The GPURHH_BENCHMARK_COUNTERS macro (see Usage: Preprocessor-gated benchmark counters) adds a trailing std::uint32_t& parameter to View::insert / View::get. The memory-benchmark kernels declare a per-tile register accumulator, pass it through every view.insert / view.get call in the grid-stride loop, and flush one value per tile to a global array at end of kernel. No atomics fire in the probe hot loop. The host sums per-tile values into a grand total per rep.

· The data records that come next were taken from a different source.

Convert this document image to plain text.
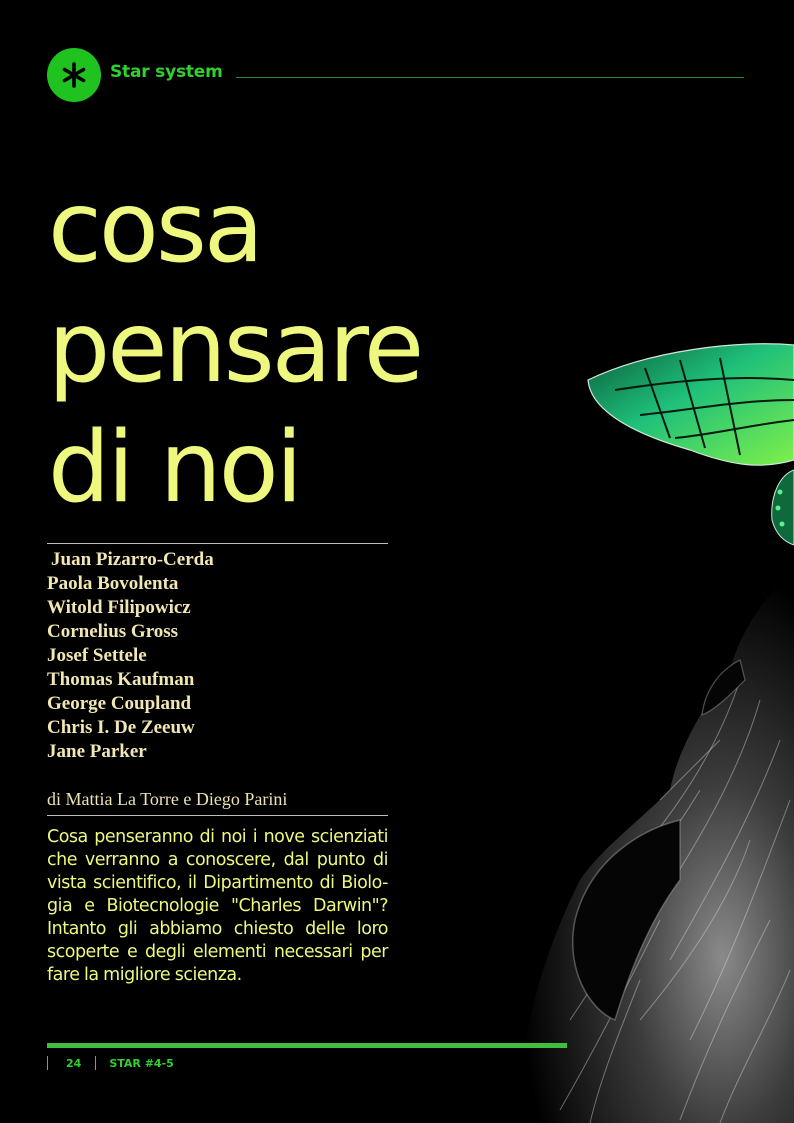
Star system
cosa
pensare
di noi
Juan Pizarro-Cerda
Paola Bovolenta
Witold Filipowicz
Cornelius Gross
Josef Settele
Thomas Kaufman
George Coupland
Chris I. De Zeeuw
Jane Parker
di Mattia La Torre e Diego Parini

Cosa penseranno di noi i nove scienziati che verranno a conoscere, dal punto di vista scientifico, il Dipartimento di Biolo-gia e Biotecnologie "Charles Darwin"? Intanto gli abbiamo chiesto delle loro scoperte e degli elementi necessari per fare la migliore scienza.

24	STAR #4-5
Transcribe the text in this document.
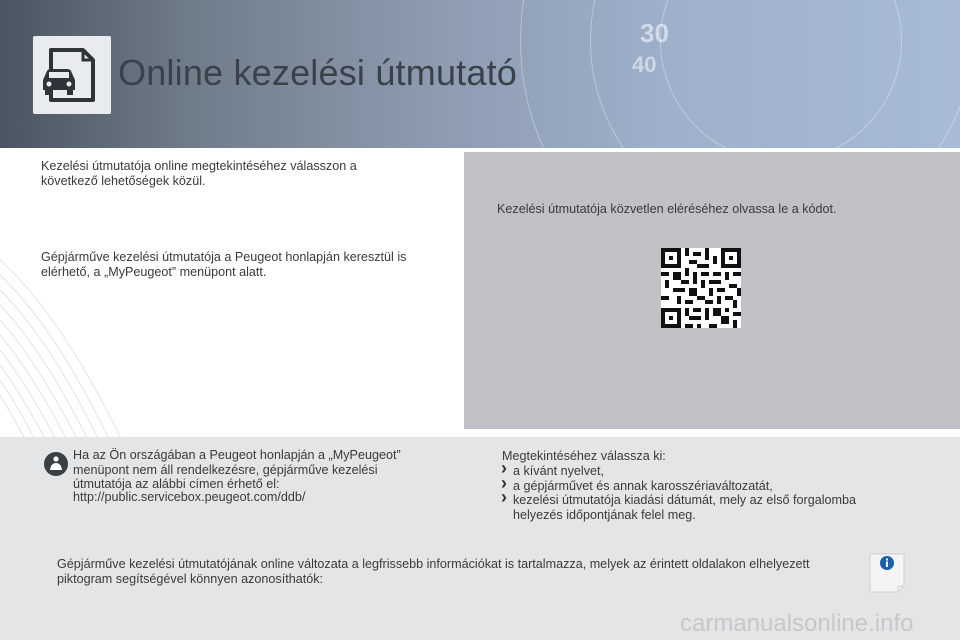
30
40
Online kezelési útmutató
Kezelési útmutatója online megtekintéséhez válasszon a következő lehetőségek közül.
Gépjárműve kezelési útmutatója a Peugeot honlapján keresztül is elérhető, a „MyPeugeot” menüpont alatt.
Kezelési útmutatója közvetlen eléréséhez olvassa le a kódot.
Ha az Ön országában a Peugeot honlapján a „MyPeugeot” menüpont nem áll rendelkezésre, gépjárműve kezelési útmutatója az alábbi címen érhető el:
http://public.servicebox.peugeot.com/ddb/
Megtekintéséhez válassza ki:
› a kívánt nyelvet,
› a gépjárművet és annak karosszériaváltozatát,
› kezelési útmutatója kiadási dátumát, mely az első forgalomba helyezés időpontjának felel meg.
Gépjárműve kezelési útmutatójának online változata a legfrissebb információkat is tartalmazza, melyek az érintett oldalakon elhelyezett piktogram segítségével könnyen azonosíthatók:
carmanualsonline.info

The memory-bandwidth CSVs (memory_bandwidth/insert.csv, memory_bandwidth/get.csv) add total_probes and total_failures (insert) or total_probes, total_hits, total_misses (get) on top of the timing CSV schema. Downstream analysis derives metrics like average probe length (total_probes / n_ops) and bandwidth-corrected throughput (total_probes × sizeof(Bucket) / time_ms), the latter being directly comparable to the memcpy ceiling in the same directory.

At low F the corrected and uncorrected throughput numbers converge (average probe length ≈ 1). At high F the corrected number diverges upward — that gap is itself a useful signal about how hard the Robin Hood machinery is working.